After a period in which McLaren introduced and expanded its Ultimate Series, the British exotic’s rarest and most expensive vehicles, the automaker is waiting until the middle of the decade to launch the next model, CEO Mike Flewitt said.

“We’ve come to the conclusion that actually we didn’t need to launch another Ultimate Series car after Elva,” Flewitt told Automotive News last month. “The plan actually is we don’t do another Ultimate car until we do what we call the next-generation P1. We communicated with our customers that that’s the case. The Elva will be the last Ultimate car until the next-generation P1, which will be out near 2025 by the time that car comes to market.”

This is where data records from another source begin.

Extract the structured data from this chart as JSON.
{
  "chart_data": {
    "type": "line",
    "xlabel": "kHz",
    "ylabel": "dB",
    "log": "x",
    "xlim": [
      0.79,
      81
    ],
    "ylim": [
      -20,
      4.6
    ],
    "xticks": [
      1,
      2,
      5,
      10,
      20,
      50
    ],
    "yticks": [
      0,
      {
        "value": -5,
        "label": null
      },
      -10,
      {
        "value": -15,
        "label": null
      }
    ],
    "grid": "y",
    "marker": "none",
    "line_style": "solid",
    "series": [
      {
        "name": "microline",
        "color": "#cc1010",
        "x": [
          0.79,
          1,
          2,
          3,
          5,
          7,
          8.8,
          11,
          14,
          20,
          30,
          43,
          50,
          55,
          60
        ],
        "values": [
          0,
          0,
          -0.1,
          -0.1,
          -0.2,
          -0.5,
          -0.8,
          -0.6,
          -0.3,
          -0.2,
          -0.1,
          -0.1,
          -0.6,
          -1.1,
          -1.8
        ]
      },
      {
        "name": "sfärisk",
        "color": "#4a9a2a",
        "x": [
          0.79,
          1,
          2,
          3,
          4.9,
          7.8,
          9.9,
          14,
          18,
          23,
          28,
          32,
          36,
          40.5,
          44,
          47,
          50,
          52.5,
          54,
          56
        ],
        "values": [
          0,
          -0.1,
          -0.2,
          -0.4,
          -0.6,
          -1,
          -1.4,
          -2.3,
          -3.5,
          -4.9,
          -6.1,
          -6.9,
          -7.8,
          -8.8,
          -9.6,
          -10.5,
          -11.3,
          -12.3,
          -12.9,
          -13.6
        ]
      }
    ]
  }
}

Production of the Elva, a $1.82 million roadster, began in November, and deliveries will continue through the middle of 2021, Flewitt said. Initially, McLaren was going to build 399 units, but the production run was lowered to 149.

“We kind of launched it right in the middle of the pandemic, and we lost a lot of production capacity,” he said.

The Elva follows the $2.3 million Speedtail hybrid hypercar, which launched this year. It has a production run of 106 units. Before the Speedtail, McLaren introduced the Senna, a track-focused hypercar that launched in 2018 with a run of 500 units.

The P1 gasoline-electric hypercar, credited as the first McLaren Ultimate Series model, launched in 2013 with a production run of 375 units.

Flewitt said McLaren’s plan for the Ultimate Series was in place before the COVID-19 pandemic.

“That was already our plan because we thought the market was getting a little bit overpopulated,” Flewitt said. “We’ve done a number of cars quite close together with Senna, Speedtail and Elva. We wanted to create a little bit of space in the market anyway. The pandemic has just reinforced that.”